I take pride in the many years of service here at Sharp. It has been interesting to watch the business and buildings grow from a small company that housed printing, packaging and warehousing all in the same building. Then to expand every few years with additions consuming all available space until we were up against every property line. Even consuming adjacent businesses to eventually expand and separate printing and warehousing from the packaging portion. Looking at the aerial view you can see the building is shaped close to the property line using every square inch that the township would allow. I’m sure this makes our tractor-trailer drivers happy!
Add that to the new buildings in Allentown and it shows how big the company has gotten.
When I started in January of 1977 there were just the seven single-digit primary (Toggle) rooms, eight secondary carding lines (Vertical) and two Cartonetta box machine lines. Five areas called “the 20’s” and three called “the 30’s” or the Blue Room named for its blue tile walls. There was just one mechanic on first and second shift, one machinist and a machine shop with a few manual machines, an old Bridgeport and Lathe that we still use!
There was basically no technology back then yet we still made our own tooling, primitive as it was. Not having what you need when something broke taught me to find a way to fix it because people were standing around getting paid, the line was down and the product could be in jeopardy of being delayed. Now we actually have things called ‘spare parts’!

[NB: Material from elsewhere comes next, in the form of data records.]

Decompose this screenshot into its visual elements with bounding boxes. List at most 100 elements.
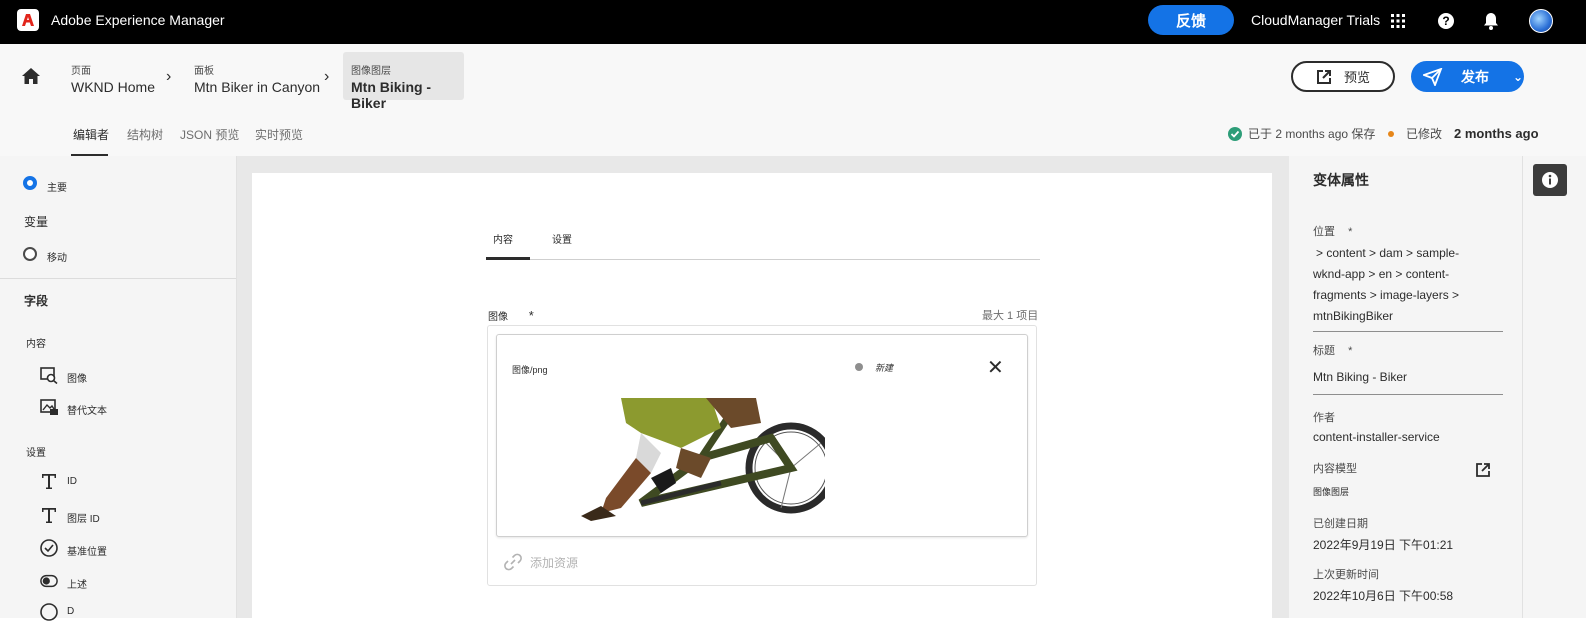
modified-status: 已修改 2 months ago — [1388, 125, 1539, 142]
tab-editor[interactable]: 编辑者 — [73, 126, 109, 143]
model-value: 图像图层 — [1313, 487, 1350, 497]
breadcrumb-label: WKND Home — [71, 79, 156, 95]
check-circle-icon — [1228, 126, 1242, 141]
right-rail — [1522, 156, 1586, 618]
modified-value: 2 months ago — [1454, 126, 1539, 141]
max-items-label: 最大 1 项目 — [982, 310, 1039, 322]
left-panel: 主要 变量 移动 字段 内容 图像 替代文本 设置 ID 图层 ID 基准位置 … — [0, 156, 237, 621]
text-type-icon — [40, 506, 58, 524]
field-top-label[interactable]: 上述 — [67, 576, 87, 591]
asset-card[interactable]: 图像/png 新建 ✕ — [496, 334, 1028, 537]
apps-grid-icon[interactable] — [1388, 11, 1408, 31]
status-dot-icon — [855, 363, 863, 371]
title-label-text: 标题 — [1313, 345, 1335, 357]
location-path-line[interactable]: > content > dam > sample- — [1316, 246, 1459, 260]
publish-icon — [1423, 67, 1443, 86]
variation-mobile-label[interactable]: 移动 — [47, 249, 67, 264]
check-circle-outline-icon — [40, 539, 58, 557]
breadcrumb-label: Mtn Biking - Biker — [351, 79, 432, 111]
editor-canvas: 内容 设置 图像 * 最大 1 项目 图像/png 新建 ✕ 添加资源 — [252, 173, 1272, 618]
saved-text: 已于 2 months ago 保存 — [1248, 127, 1376, 141]
remove-asset-close-icon[interactable]: ✕ — [987, 355, 1004, 380]
notifications-bell-icon[interactable] — [1481, 11, 1501, 31]
toggle-icon — [40, 572, 58, 590]
updated-label: 上次更新时间 — [1313, 569, 1379, 581]
publish-button[interactable]: 发布 ⌄ — [1411, 61, 1524, 92]
author-value: content-installer-service — [1313, 430, 1440, 444]
field-image-label[interactable]: 图像 — [67, 370, 87, 385]
modified-label: 已修改 — [1406, 127, 1443, 141]
app-title[interactable]: Adobe Experience Manager — [51, 12, 225, 28]
settings-tab[interactable]: 设置 — [552, 231, 572, 246]
field-id-label[interactable]: ID — [67, 476, 77, 487]
title-input[interactable]: Mtn Biking - Biker — [1313, 370, 1407, 384]
image-field-label: 图像 * — [488, 308, 534, 323]
add-asset-label: 添加资源 — [530, 555, 579, 570]
asset-status: 新建 — [875, 363, 894, 373]
feedback-button[interactable]: 反馈 — [1148, 5, 1234, 35]
help-icon[interactable]: ? — [1436, 11, 1456, 31]
preview-button[interactable]: 预览 — [1291, 61, 1395, 92]
publish-label: 发布 — [1461, 68, 1489, 85]
location-label: 位置 * — [1313, 223, 1352, 239]
field-underline — [1313, 331, 1503, 332]
variation-master-radio[interactable] — [23, 176, 37, 190]
chevron-right-icon: › — [166, 68, 172, 85]
breadcrumb-item-current[interactable]: 图像图层 Mtn Biking - Biker — [343, 52, 464, 111]
created-label: 已创建日期 — [1313, 518, 1368, 530]
adobe-logo-icon[interactable] — [17, 9, 39, 31]
asset-mime-type: 图像/png — [512, 365, 548, 375]
info-icon — [1542, 172, 1558, 188]
chevron-right-icon: › — [324, 68, 330, 85]
preview-label: 预览 — [1343, 70, 1370, 85]
top-bar: Adobe Experience Manager 反馈 CloudManager… — [0, 0, 1586, 44]
location-path-line[interactable]: mtnBikingBiker — [1313, 309, 1393, 323]
location-label-text: 位置 — [1313, 226, 1335, 238]
properties-panel: 变体属性 位置 * > content > dam > sample- wknd… — [1289, 156, 1522, 618]
title-label: 标题 * — [1313, 342, 1352, 358]
image-field-name: 图像 — [488, 312, 508, 323]
group-content-label: 内容 — [26, 339, 46, 350]
group-settings-label: 设置 — [26, 448, 46, 459]
tab-json-preview[interactable]: JSON 预览 — [180, 126, 239, 143]
author-label: 作者 — [1313, 412, 1335, 424]
tab-tree[interactable]: 结构树 — [127, 126, 163, 143]
modified-dot-icon — [1388, 130, 1394, 137]
breadcrumb-item-home[interactable]: 页面 WKND Home — [63, 52, 163, 100]
content-tab[interactable]: 内容 — [493, 231, 513, 246]
field-position-label[interactable]: 基准位置 — [67, 543, 107, 558]
divider — [0, 278, 236, 279]
panel-title: 变体属性 — [1313, 172, 1369, 188]
breadcrumb-type: 图像图层 — [351, 66, 391, 77]
asset-thumbnail-image[interactable] — [581, 398, 825, 521]
circle-outline-icon — [40, 603, 58, 621]
info-button[interactable] — [1533, 164, 1567, 196]
org-switcher[interactable]: CloudManager Trials — [1251, 12, 1380, 28]
open-model-external-icon[interactable] — [1475, 462, 1491, 483]
link-icon — [504, 553, 522, 571]
breadcrumb-label: Mtn Biker in Canyon — [194, 79, 321, 95]
tab-divider — [486, 259, 1040, 260]
chevron-down-icon[interactable]: ⌄ — [1513, 70, 1523, 84]
tab-live-preview[interactable]: 实时预览 — [255, 126, 303, 143]
open-external-icon — [1316, 69, 1331, 84]
breadcrumb-item-panel[interactable]: 面板 Mtn Biker in Canyon — [186, 52, 328, 100]
field-partial-label[interactable]: D — [67, 606, 74, 617]
variation-master-label[interactable]: 主要 — [47, 179, 67, 194]
variation-mobile-radio[interactable] — [23, 247, 37, 261]
user-avatar[interactable] — [1529, 9, 1553, 33]
breadcrumb-type: 页面 — [71, 66, 91, 77]
field-underline — [1313, 394, 1503, 395]
text-type-icon — [40, 472, 58, 490]
svg-text:?: ? — [1442, 14, 1449, 28]
required-marker: * — [1348, 226, 1353, 238]
home-icon[interactable] — [21, 67, 41, 90]
location-path-line[interactable]: wknd-app > en > content- — [1313, 267, 1449, 281]
field-layer-id-label[interactable]: 图层 ID — [67, 510, 100, 525]
field-alt-text-label[interactable]: 替代文本 — [67, 402, 107, 417]
required-marker: * — [528, 308, 534, 323]
image-alt-text-icon — [40, 398, 58, 416]
location-path-line[interactable]: fragments > image-layers > — [1313, 288, 1459, 302]
add-asset-button[interactable]: 添加资源 — [504, 553, 578, 571]
fields-heading: 字段 — [24, 294, 49, 308]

Soon Sharp grew, adding the 40’s which was a warehouse, the 70’s which was from the purchase of Quillman Industrial Supply, and the 60’s which was for a short time the parking area for Quillman. Sharp also purchased McCarrick truck repair and proceeded to build the Printing building which made room for what we now call the 50’s (16, 17, 18 and 19) MT lines. This all happened between 1977 and 1996 with only a few years in between. Sharp continued to grow squeezing in another packaging line in newly created warehouse between the two main building for a big Merck project calling it line 15 where the 1070 currently resides.
Since then we have grown in technology as well adding 3 CNC machines and continue to lead the industry in the ability to be self-sufficient and still make our own tooling but in a highly technical method.
The last 15 years have soared by and over the past 6 months I find myself reflecting back over the years. Interfacing with customers, I am proud to represent Sharp from a technical standpoint.